The report gives recommendations for lawmakers, utility companies and schools, including:

  • Lawmakers should provide funding for electric school buses, vehicle-to-grid and energy storage pilot programs and support research to develop and standardize technology, regulations and practices regarding the use of electric vehicles to store and return energy to the grid. Lawmakers should prioritize funding for underserved communities.
  • Utility companies and regulators should establish partnerships with school districts and public officials, help finance electric buses, restructure electricity rates to accommodate electric vehicle technology, and clarify regulations regarding the use of electric vehicles to store and return energy to the grid.
  • School districts should commit to a full transition to electric buses on a specific timeline and invest in as large a fleet as possible as soon as possible. They should also establish solid collaborative partnerships with utilities from an early stage.
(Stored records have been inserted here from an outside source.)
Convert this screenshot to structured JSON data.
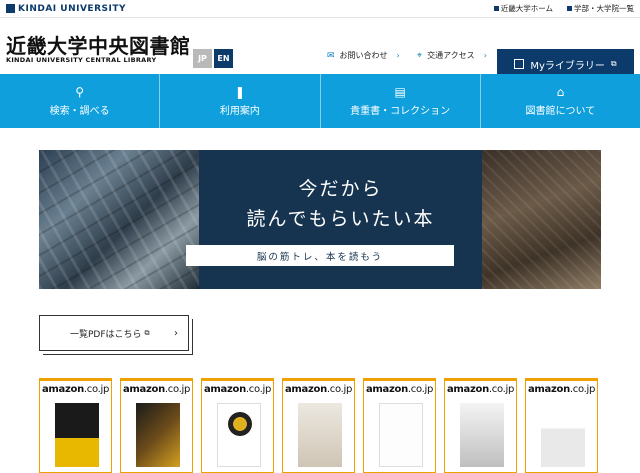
{
  "topbar": {
    "brand": "KINDAI UNIVERSITY",
    "links": [
      "近畿大学ホーム",
      "学部・大学院一覧"
    ]
  },
  "header": {
    "title": "近畿大学中央図書館",
    "subtitle": "KINDAI UNIVERSITY CENTRAL LIBRARY",
    "lang_jp": "JP",
    "lang_en": "EN",
    "contact_label": "お問い合わせ",
    "access_label": "交通アクセス",
    "mylibrary_label": "Myライブラリー"
  },
  "nav": {
    "items": [
      {
        "label": "検索・調べる",
        "icon": "search-icon"
      },
      {
        "label": "利用案内",
        "icon": "book-open-icon"
      },
      {
        "label": "貴重書・コレクション",
        "icon": "books-stack-icon"
      },
      {
        "label": "図書館について",
        "icon": "library-building-icon"
      }
    ]
  },
  "banner": {
    "headline_line1": "今だから",
    "headline_line2": "読んでもらいたい本",
    "tagline": "脳の筋トレ、本を読もう"
  },
  "pdf_button": {
    "label": "一覧PDFはこちら"
  },
  "books": {
    "store_label_main": "amazon",
    "store_label_domain": ".co.jp",
    "count": 7
  },
  "colors": {
    "navy": "#0b3a6b",
    "nav_blue": "#0f9fdc",
    "amazon_orange": "#f0a000"
  }
}
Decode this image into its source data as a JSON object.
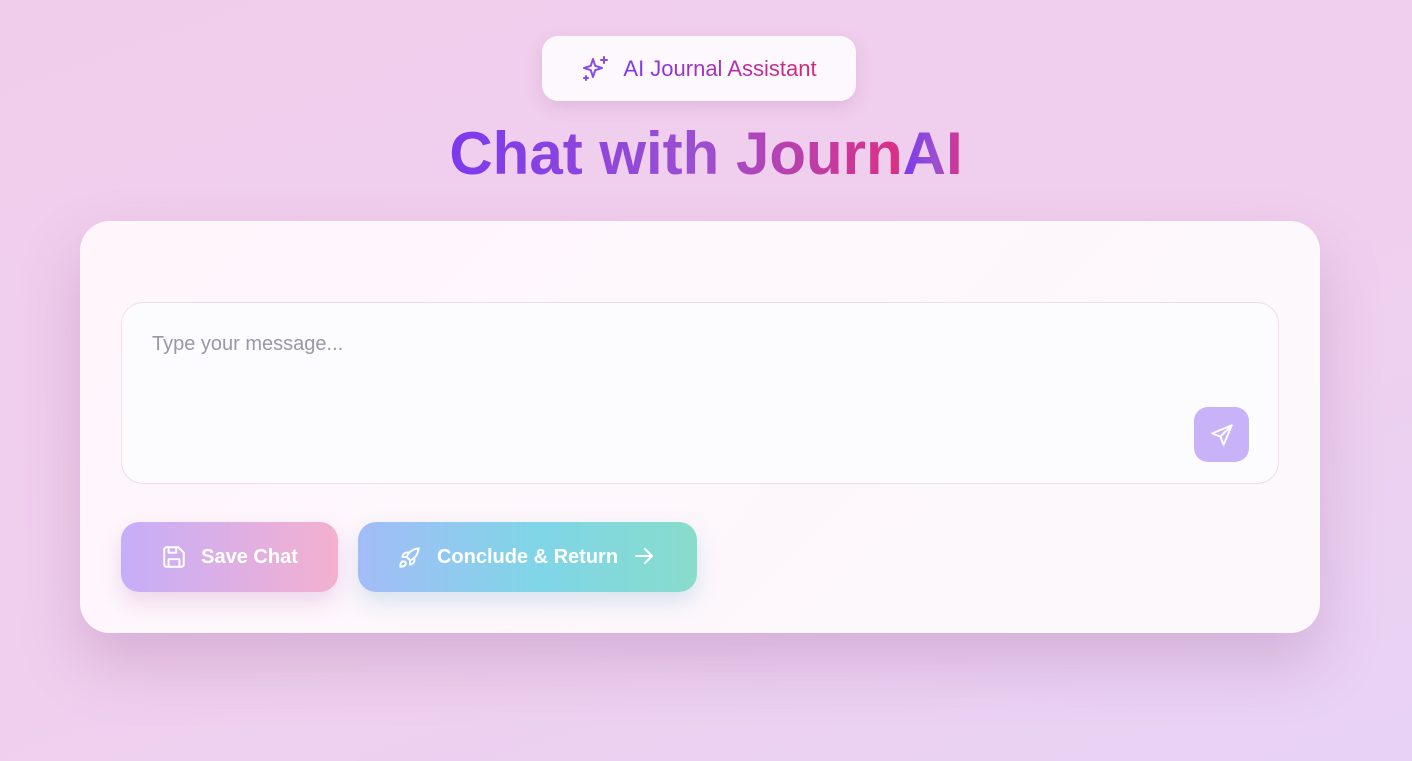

“Students in every community deserve the health and air quality benefits of electric school buses. With record funding on the way, now is the time to make it happen,” said Sue Gander, director of the Electric School Bus Initiative at WRI. “But the benefits don’t stop there. We are excited about this report, which shows that, with the right policies and investments, electric school buses can play a crucial role in promoting grid reliability and transitioning to renewable energy.”

“The renewable, resilient electricity system of the future will rely on batteries to store clean electricity,” said James Horrox, lead author of the report. “Electric school buses with vehicle-to-grid technology can play an important part in building that system, even as they clean the air our children breathe today.”

“Kids need a clean ride to school and a future powered by reliable, renewable energy,” said O’Malley. “By fully embracing the power of electric school bus technology, we can invest in cleaner, more efficient transportation and energy systems all at the same time.”

 

Environment New Jersey Research & Policy Center is a 501(c)(3) organization dedicated to protecting our air, water and open spaces. We investigate problems, craft solutions, educate the public and decision-makers, and help the public make their voices heard in local, state and national debates over the quality of our environment and our lives.

Frontier Group is a nonpartisan research and policy development center, providing information and ideas to help build a cleaner, healthier and more democratic America.

Environment New Jersey Research & Policy Center and Frontier Group are part of The Public Interest Network, which operates and supports organizations committed to a shared vision of a better world and a strategic approach to social change.